By Rachel Branciforti

Mercer Street, an annual publication from the College of Arts and Science’s Expository Writing Program (EWP), features undergraduate essays chosen by lecturers and directors in the program for their mastery of fundamental thinking, writing, and creativity. Pat C. Hoy, program director and professor of English, considers them to be “a gift and a legacy” for incoming freshmen that will make their own intellectual journeys “less daunting.”
    With these essays, students are asked to reflect upon their own personal impressions of various mediums, such as movies, paintings, written texts, songs, and sculpture in order to cultivate complex ideas that will form the basis of their essays along with evidence from primary written sources. In the 2008-09 edition, one work by CAS student Kea Trevett, entitled “Mounds,” uses a series of mosaics scattered on lampposts throughout New York City and Lanford Wilson’s play The Mound Builders as well as experiences and anecdotes from her own life to explore the weight of memory and the gradual change between present and history.
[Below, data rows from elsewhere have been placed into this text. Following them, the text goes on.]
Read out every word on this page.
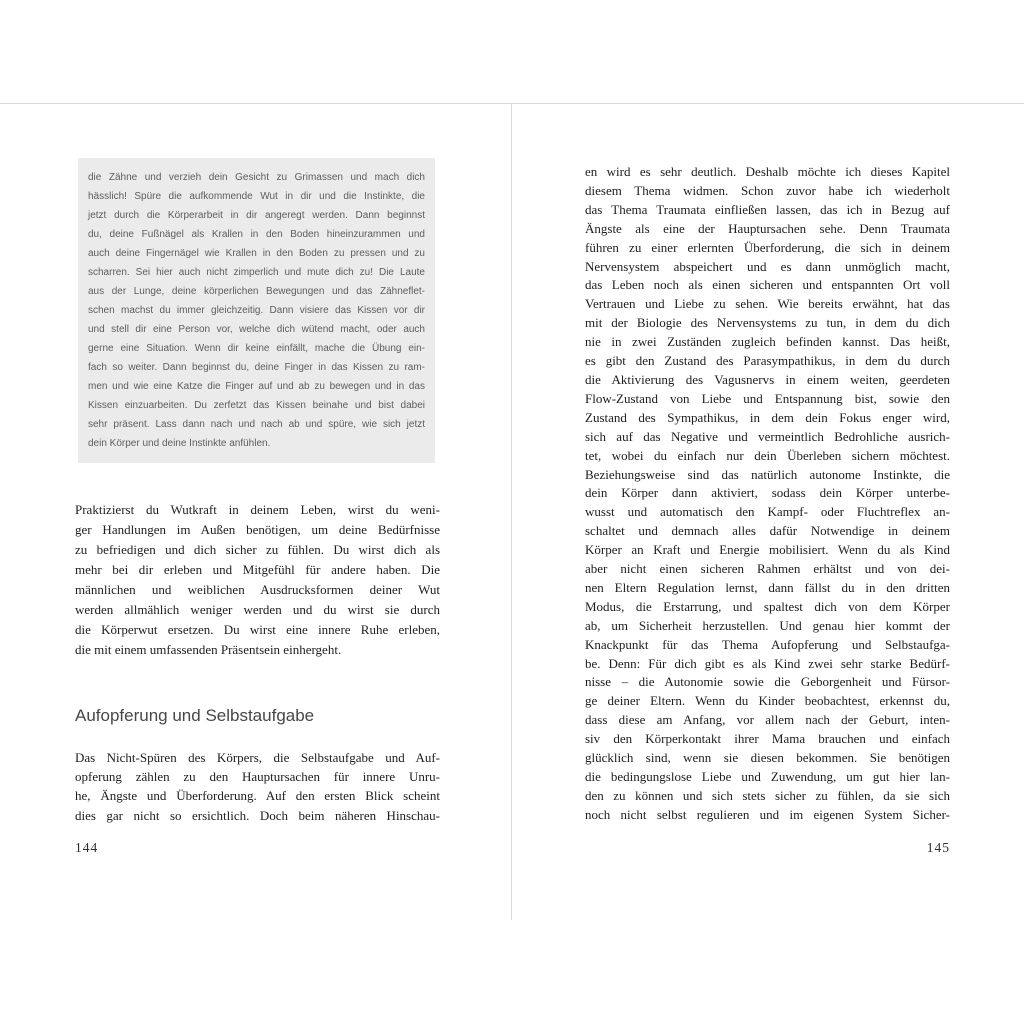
die Zähne und verzieh dein Gesicht zu Grimassen und mach dich
hässlich! Spüre die aufkommende Wut in dir und die Instinkte, die
jetzt durch die Körperarbeit in dir angeregt werden. Dann beginnst
du, deine Fußnägel als Krallen in den Boden hineinzurammen und
auch deine Fingernägel wie Krallen in den Boden zu pressen und zu
scharren. Sei hier auch nicht zimperlich und mute dich zu! Die Laute
aus der Lunge, deine körperlichen Bewegungen und das Zähneflet-
schen machst du immer gleichzeitig. Dann visiere das Kissen vor dir
und stell dir eine Person vor, welche dich wütend macht, oder auch
gerne eine Situation. Wenn dir keine einfällt, mache die Übung ein-
fach so weiter. Dann beginnst du, deine Finger in das Kissen zu ram-
men und wie eine Katze die Finger auf und ab zu bewegen und in das
Kissen einzuarbeiten. Du zerfetzt das Kissen beinahe und bist dabei
sehr präsent. Lass dann nach und nach ab und spüre, wie sich jetzt
dein Körper und deine Instinkte anfühlen.
Praktizierst du Wutkraft in deinem Leben, wirst du weni-
ger Handlungen im Außen benötigen, um deine Bedürfnisse
zu befriedigen und dich sicher zu fühlen. Du wirst dich als
mehr bei dir erleben und Mitgefühl für andere haben. Die
männlichen und weiblichen Ausdrucksformen deiner Wut
werden allmählich weniger werden und du wirst sie durch
die Körperwut ersetzen. Du wirst eine innere Ruhe erleben,
die mit einem umfassenden Präsentsein einhergeht.
Aufopferung und Selbstaufgabe
Das Nicht-Spüren des Körpers, die Selbstaufgabe und Auf-
opferung zählen zu den Hauptursachen für innere Unru-
he, Ängste und Überforderung. Auf den ersten Blick scheint
dies gar nicht so ersichtlich. Doch beim näheren Hinschau-
144
en wird es sehr deutlich. Deshalb möchte ich dieses Kapitel
diesem Thema widmen. Schon zuvor habe ich wiederholt
das Thema Traumata einfließen lassen, das ich in Bezug auf
Ängste als eine der Hauptursachen sehe. Denn Traumata
führen zu einer erlernten Überforderung, die sich in deinem
Nervensystem abspeichert und es dann unmöglich macht,
das Leben noch als einen sicheren und entspannten Ort voll
Vertrauen und Liebe zu sehen. Wie bereits erwähnt, hat das
mit der Biologie des Nervensystems zu tun, in dem du dich
nie in zwei Zuständen zugleich befinden kannst. Das heißt,
es gibt den Zustand des Parasympathikus, in dem du durch
die Aktivierung des Vagusnervs in einem weiten, geerdeten
Flow-Zustand von Liebe und Entspannung bist, sowie den
Zustand des Sympathikus, in dem dein Fokus enger wird,
sich auf das Negative und vermeintlich Bedrohliche ausrich-
tet, wobei du einfach nur dein Überleben sichern möchtest.
Beziehungsweise sind das natürlich autonome Instinkte, die
dein Körper dann aktiviert, sodass dein Körper unterbe-
wusst und automatisch den Kampf- oder Fluchtreflex an-
schaltet und demnach alles dafür Notwendige in deinem
Körper an Kraft und Energie mobilisiert. Wenn du als Kind
aber nicht einen sicheren Rahmen erhältst und von dei-
nen Eltern Regulation lernst, dann fällst du in den dritten
Modus, die Erstarrung, und spaltest dich von dem Körper
ab, um Sicherheit herzustellen. Und genau hier kommt der
Knackpunkt für das Thema Aufopferung und Selbstaufga-
be. Denn: Für dich gibt es als Kind zwei sehr starke Bedürf-
nisse – die Autonomie sowie die Geborgenheit und Fürsor-
ge deiner Eltern. Wenn du Kinder beobachtest, erkennst du,
dass diese am Anfang, vor allem nach der Geburt, inten-
siv den Körperkontakt ihrer Mama brauchen und einfach
glücklich sind, wenn sie diesen bekommen. Sie benötigen
die bedingungslose Liebe und Zuwendung, um gut hier lan-
den zu können und sich stets sicher zu fühlen, da sie sich
noch nicht selbst regulieren und im eigenen System Sicher-
145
    Other essays consider the poetry of Lord Byron, paintings by Toulouse-Lautrec, photography by Warren Lehrer and Judith Sloan, who is an adjunct professor in the Gallatin School of Individualized Study, and film by Christopher Nolan. In these essays, interpretations of art are woven together and analyzed to justify and enhance the students’ discoveries made during their reading and research.
    Hoy believes that these essays help students learn the art of essay writing. They are intended to teach students how to analyze complex written and visual texts, how to reflect on the evidence they select from those texts, and how to let their reflections carry the essay’s idea from beginning to end. Hoy especially wants students to learn from these Mercer Street essays how to “captivate the reader.”